Por último, las páginas finales del libro están dedicadas al enorme amor por la música, que se acrecienta y expande cuando se enseña a los demás, especialmente a los más jóvenes. Ozawa tiene, como tantos grandes maestros de nuestro tiempo –Abbado, Muti o Barenboim–, varios proyectos juveniles: sus academias en Okushiga y Ginebra o su escuela de ópera Ongaku-Juku. Aquí es cuando la pluma de Murakami se nota más vibrante y emocionada, al reflejar la intensidad y los condicionantes anímicos con los que los capaces músicos de entre veinte y treinta años seleccionados para esos cometidos se enfrentan a la interpretación musical, solos o en comunidad de manos de profesores que tienen siempre cosas distintas que decir, pero que, finalmente, llegan al mismo punto. Amén de la producción discográfica, ese conjunto de experiencias formativas –junto con el Festival Saito Kinen, desde 2015 llamado Seiji Ozawa–, considera el director japonés que es su mayor y más logrado legado a la posteridad.

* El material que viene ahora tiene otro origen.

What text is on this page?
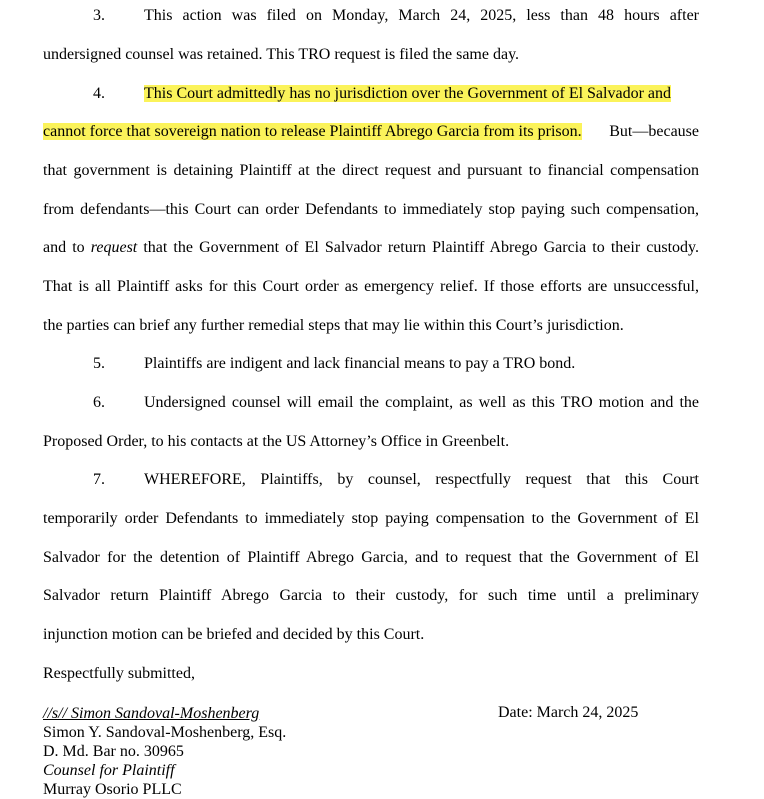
3. This action was filed on Monday, March 24, 2025, less than 48 hours after
undersigned counsel was retained. This TRO request is filed the same day.
4. This Court admittedly has no jurisdiction over the Government of El Salvador and
cannot force that sovereign nation to release Plaintiff Abrego Garcia from its prison. But—because
that government is detaining Plaintiff at the direct request and pursuant to financial compensation
from defendants—this Court can order Defendants to immediately stop paying such compensation,
and to request that the Government of El Salvador return Plaintiff Abrego Garcia to their custody.
That is all Plaintiff asks for this Court order as emergency relief. If those efforts are unsuccessful,
the parties can brief any further remedial steps that may lie within this Court’s jurisdiction.
5. Plaintiffs are indigent and lack financial means to pay a TRO bond.
6. Undersigned counsel will email the complaint, as well as this TRO motion and the
Proposed Order, to his contacts at the US Attorney’s Office in Greenbelt.
7. WHEREFORE, Plaintiffs, by counsel, respectfully request that this Court
temporarily order Defendants to immediately stop paying compensation to the Government of El
Salvador for the detention of Plaintiff Abrego Garcia, and to request that the Government of El
Salvador return Plaintiff Abrego Garcia to their custody, for such time until a preliminary
injunction motion can be briefed and decided by this Court.
Respectfully submitted,
//s// Simon Sandoval-Moshenberg
Simon Y. Sandoval-Moshenberg, Esq.
D. Md. Bar no. 30965
Counsel for Plaintiff
Murray Osorio PLLC
Date: March 24, 2025
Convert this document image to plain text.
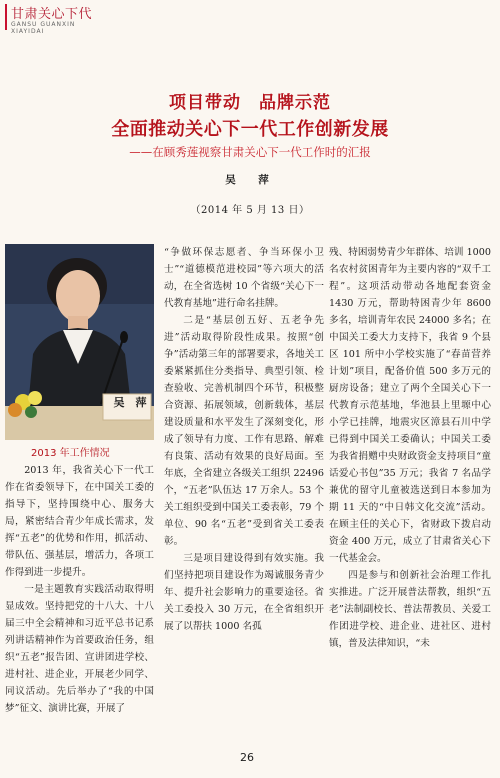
甘肃关心下代
GANSU GUANXIN
XIAYIDAI
项目带动　品牌示范
全面推动关心下一代工作创新发展
——在顾秀莲视察甘肃关心下一代工作时的汇报
吴　萍
（2014 年 5 月 13 日）
吴　萍
2013 年工作情况

2013 年，我省关心下一代工作在省委领导下，在中国关工委的指导下，坚持围绕中心、服务大局，紧密结合青少年成长需求，发挥“五老”的优势和作用，抓活动、带队伍、强基层，增活力，各项工作得到进一步提升。

一是主题教育实践活动取得明显成效。坚持把党的十八大、十八届三中全会精神和习近平总书记系列讲话精神作为首要政治任务，组织“五老”报告团、宣讲团进学校、进村社、进企业，开展老少同学、同议活动。先后举办了“我的中国梦”征文、演讲比赛，开展了

“争做环保志愿者、争当环保小卫士”“道德模范进校园”等六项大的活动，在全省选树 10 个省级“关心下一代教育基地”进行命名挂牌。

二是“基层创五好、五老争先进”活动取得阶段性成果。按照“创争”活动第三年的部署要求，各地关工委紧紧抓住分类指导、典型引领、检查验收、完善机制四个环节，积极整合资源、拓展领域，创新载体，基层建设质量和水平发生了深刻变化，形成了领导有力度、工作有思路、解难有良策、活动有效果的良好局面。至年底，全省建立各级关工组织 22496 个，“五老”队伍达 17 万余人。53 个关工组织受到中国关工委表彰，79 个单位、90 名“五老”受到省关工委表彰。

三是项目建设得到有效实施。我们坚持把项目建设作为竭诚服务青少年、提升社会影响力的重要途径。省关工委投入 30 万元，在全省组织开展了以帮扶 1000 名孤

残、特困弱势青少年群体、培训 1000 名农村贫困青年为主要内容的“双千工程”。这项活动带动各地配套资金 1430 万元，帮助特困青少年 8600 多名，培训青年农民 24000 多名；在中国关工委大力支持下，我省 9 个县区 101 所中小学校实施了“春苗营养计划”项目，配备价值 500 多万元的厨房设备；建立了两个全国关心下一代教育示范基地，华池县上里塬中心小学已挂牌，地震灾区漳县石川中学已得到中国关工委确认；中国关工委为我省捐赠中央财政资金支持项目“童话爱心书包”35 万元；我省 7 名品学兼优的留守儿童被选送到日本参加为期 11 天的“中日韩文化交流”活动。在顾主任的关心下，省财政下拨启动资金 400 万元，成立了甘肃省关心下一代基金会。

四是参与和创新社会治理工作扎实推进。广泛开展普法帮教，组织“五老”法制副校长、普法帮教员、关爱工作团进学校、进企业、进社区、进村镇，普及法律知识，“未

26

Esas y otras muchas enseñanzas se contienen en este libro, pero también entretenidos comentarios como los que dedica Ozawa a situaciones pintorescas como la que vivió cuando acogió en su escondite para un concierto de Bernstein en el Carnegie Hall a Elisabeth Taylor y Richard Burton en los años sesenta; o el episodio en que la codicia le impulsó a robar tres batutas a Ormandy en Philadelphia; cuando comía en restaurantes lujosos con Rubinstein, los ingeniosos telegramas que se intercambiaba con Carlos Kleiber o, incluso, su curiosa costumbre, practicada ya como director musical de la Wiener Staatsoper (2002-2010), de asistir solo a los momentos álgidos de las óperas que se representaban cada tarde, pasados los cuales volvía a su despacho para trabajar. En suma se trata de una lectura agradable, bien estructurada y llena de noticias y consideraciones que pueden interesar tanto al melómano clásico y discográfico, como al músico deseoso de conocer detalles acerca de la interpretación orquestal desde los años sesenta hasta la actualidad, de la mano de dos personajes –Murakami y Ozawa–, que han alcanzado las cotas máximas de calidad en cada una de sus facetas profesionales.